I'm experimenting with PostgreSQL (v9.3). I have a quite large database, and often I need to execute queries with 8-10 joined tables (as source of large data grids). I'm using Devexpress XPO as the ORM above PostgreSQL, so unfortunately I don't have any control over how joins are generated.
The following example is a fairly simplified one, the real scenario is more complex, but as far as my examination the main problem can be seen on this too.
Consider the following variants of the (semantically) same query:
SELECT o.*, c.*, od.*
FROM orders o
LEFT JOIN orderdetails od ON o.details = od.oid
LEFT JOIN customers c ON o.customer = c.oid
WHERE c.code = 32435 and o.date > '2012-01-01';
SELECT o.*, c.*, od.*
FROM orders o
LEFT JOIN customers c ON o.customer = c.oid
LEFT JOIN orderdetails od ON o.details = od.oid
WHERE c.code = 32435 and o.date > '2012-01-01';
The orders
table contains about 1 million rows, and the customers
about 30 thousand. The order details contains the same amount as orders
due to a one-to-one relation.
UPDATE: It seems like the example is too simplified to reproduce the issue, because I checked again and in this case the two execution plain is identical. However in my real query where there are much more joins, the problem occures: if I put customers as the first join, the execution is 100x faster. I'll add my real query, but due to the hungarian language and the fact that it's been generated by XPO and Npgsql makes it less readable.
The first query is significantly slower (about 100x) than the second, and when I output the plans with EXPLAIN ANALYZE I can see that the order of the joins reflects to their position in the query string. So firstly the two "giant" tables are joined together, and then after the filtered customer table is joined (where the filter selects only one row).

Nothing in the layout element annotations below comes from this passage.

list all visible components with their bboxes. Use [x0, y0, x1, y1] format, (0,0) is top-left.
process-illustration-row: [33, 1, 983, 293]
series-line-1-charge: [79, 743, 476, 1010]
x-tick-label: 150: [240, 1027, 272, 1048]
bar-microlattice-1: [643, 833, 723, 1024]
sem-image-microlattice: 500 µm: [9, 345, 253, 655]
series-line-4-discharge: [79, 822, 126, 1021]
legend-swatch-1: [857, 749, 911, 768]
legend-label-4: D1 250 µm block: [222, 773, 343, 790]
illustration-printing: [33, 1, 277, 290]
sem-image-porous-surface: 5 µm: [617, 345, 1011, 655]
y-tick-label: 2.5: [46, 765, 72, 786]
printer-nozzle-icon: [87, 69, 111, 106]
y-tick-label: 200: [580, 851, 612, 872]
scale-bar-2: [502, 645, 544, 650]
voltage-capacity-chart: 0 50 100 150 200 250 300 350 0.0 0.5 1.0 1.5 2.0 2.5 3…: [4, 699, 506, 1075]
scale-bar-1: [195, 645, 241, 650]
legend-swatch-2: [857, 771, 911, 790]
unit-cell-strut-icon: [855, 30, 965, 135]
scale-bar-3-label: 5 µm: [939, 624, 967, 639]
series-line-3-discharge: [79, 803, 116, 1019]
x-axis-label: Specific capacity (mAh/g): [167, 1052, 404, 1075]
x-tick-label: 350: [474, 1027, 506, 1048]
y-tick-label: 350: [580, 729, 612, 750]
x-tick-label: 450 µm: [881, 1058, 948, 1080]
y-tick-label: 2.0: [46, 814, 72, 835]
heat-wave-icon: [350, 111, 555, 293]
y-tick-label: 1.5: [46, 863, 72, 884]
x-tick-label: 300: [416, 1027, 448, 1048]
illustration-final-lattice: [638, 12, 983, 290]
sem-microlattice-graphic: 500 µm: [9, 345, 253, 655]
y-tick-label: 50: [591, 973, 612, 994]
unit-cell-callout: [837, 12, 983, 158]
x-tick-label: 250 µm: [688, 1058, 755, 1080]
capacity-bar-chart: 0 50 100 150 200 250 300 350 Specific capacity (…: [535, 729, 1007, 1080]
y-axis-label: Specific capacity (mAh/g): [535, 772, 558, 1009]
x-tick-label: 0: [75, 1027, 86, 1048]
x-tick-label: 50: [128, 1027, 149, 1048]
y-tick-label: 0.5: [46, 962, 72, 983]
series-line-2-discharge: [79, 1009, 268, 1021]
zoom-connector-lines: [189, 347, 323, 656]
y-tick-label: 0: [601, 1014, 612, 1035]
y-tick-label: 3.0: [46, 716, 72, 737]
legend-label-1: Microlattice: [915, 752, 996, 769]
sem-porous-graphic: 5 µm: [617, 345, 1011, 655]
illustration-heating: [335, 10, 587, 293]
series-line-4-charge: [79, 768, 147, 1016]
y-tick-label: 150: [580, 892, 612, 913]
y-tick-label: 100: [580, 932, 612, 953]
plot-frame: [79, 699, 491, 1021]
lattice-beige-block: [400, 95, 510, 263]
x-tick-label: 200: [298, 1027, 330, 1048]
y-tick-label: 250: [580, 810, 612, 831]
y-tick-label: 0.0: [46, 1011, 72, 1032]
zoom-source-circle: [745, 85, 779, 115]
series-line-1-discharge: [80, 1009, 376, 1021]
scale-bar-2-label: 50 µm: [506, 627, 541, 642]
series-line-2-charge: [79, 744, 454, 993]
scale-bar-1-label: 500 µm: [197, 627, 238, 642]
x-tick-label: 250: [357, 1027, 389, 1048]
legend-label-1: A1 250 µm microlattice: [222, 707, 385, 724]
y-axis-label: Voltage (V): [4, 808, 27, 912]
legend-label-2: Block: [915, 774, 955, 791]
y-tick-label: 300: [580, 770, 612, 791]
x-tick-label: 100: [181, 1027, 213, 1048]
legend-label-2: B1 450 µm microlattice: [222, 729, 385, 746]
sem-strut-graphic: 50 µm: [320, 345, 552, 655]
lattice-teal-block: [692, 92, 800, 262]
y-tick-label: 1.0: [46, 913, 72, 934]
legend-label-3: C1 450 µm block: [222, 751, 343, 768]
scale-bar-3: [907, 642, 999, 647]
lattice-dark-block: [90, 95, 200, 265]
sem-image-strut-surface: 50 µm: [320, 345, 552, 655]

The second query is faster because the join starts with that one customer row, and after that it joins the 20-30 order details rows.
Unfortunately in my case XPO generates the first version so I'm suffering with performance.

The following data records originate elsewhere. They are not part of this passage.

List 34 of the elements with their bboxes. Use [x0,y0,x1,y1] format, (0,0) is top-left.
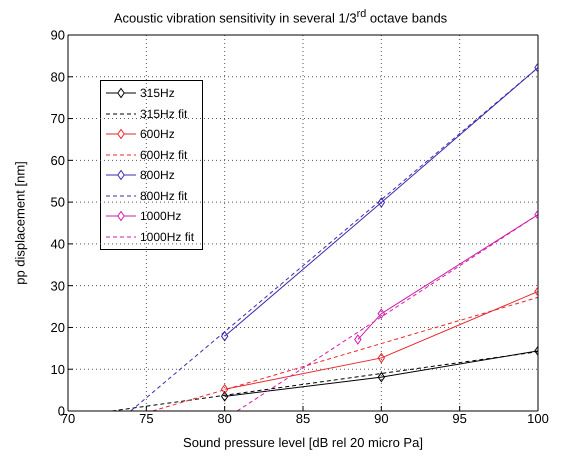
y-tick-label: 40 [50,236,65,252]
y-tick-label: 10 [50,362,65,377]
legend-label: 1000Hz [140,209,182,224]
x-tick-label: 85 [296,411,310,426]
legend-label: 600Hz [140,127,175,142]
y-tick-label: 80 [50,69,65,84]
legend-label: 800Hz fit [140,188,188,203]
y-axis-title: pp displacement [nm] [12,161,28,285]
point [221,391,228,402]
legend-label: 315Hz [140,86,175,100]
x-tick-label: 90 [374,411,389,426]
y-tick-label: 50 [50,194,65,210]
y-tick-label: 70 [50,111,65,126]
point [378,198,385,208]
x-axis-title: Sound pressure level [dB rel 20 micro Pa] [183,435,423,450]
y-tick-label: 20 [50,320,65,336]
legend-label: 315Hz fit [140,106,188,121]
legend-label: 800Hz [140,168,175,182]
y-tick-label: 60 [50,152,65,168]
y-tick-label: 30 [50,278,65,294]
x-tick-label: 75 [139,411,154,426]
point [378,308,385,319]
legend-label: 1000Hz fit [140,230,194,244]
x-tick-label: 95 [452,411,467,426]
point [378,372,385,382]
chart-title: Acoustic vibration sensitivity in several 1/3$^{rd}$ octave bands [112,8,448,26]
point [354,334,362,345]
point [221,384,228,394]
point [221,331,228,342]
y-tick-label: 90 [50,28,65,43]
legend-label: 600Hz fit [140,148,188,162]
point [378,352,385,363]
x-tick-label: 100 [527,411,549,426]
x-tick-label: 80 [217,411,232,426]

Why PostgreSQL query planner not noticing that the join on customers has a condition in the WHERE clauuse? IMO the correct optimization would be to take those joins first which has any kind of filter, and then take those joins which participate only in selection.
Any kind of help or advice is appreciated.
Join orders only matters, if your query's joins not collapsed. This is done internally by the query planner, but you can manipulate the process with the
join_collapse_limit
runtime option.Note however, the query planner will not find every time the best join order by default:
For the best performance, I recommend to use some kind of native querying, if available. Raising the
join_collapse_limit
can be a good-enough solution though, if you ensure, this hasn't caused other problems.Also worth to mention, that raising
join_collapse_limit
will most likely increase the planning time.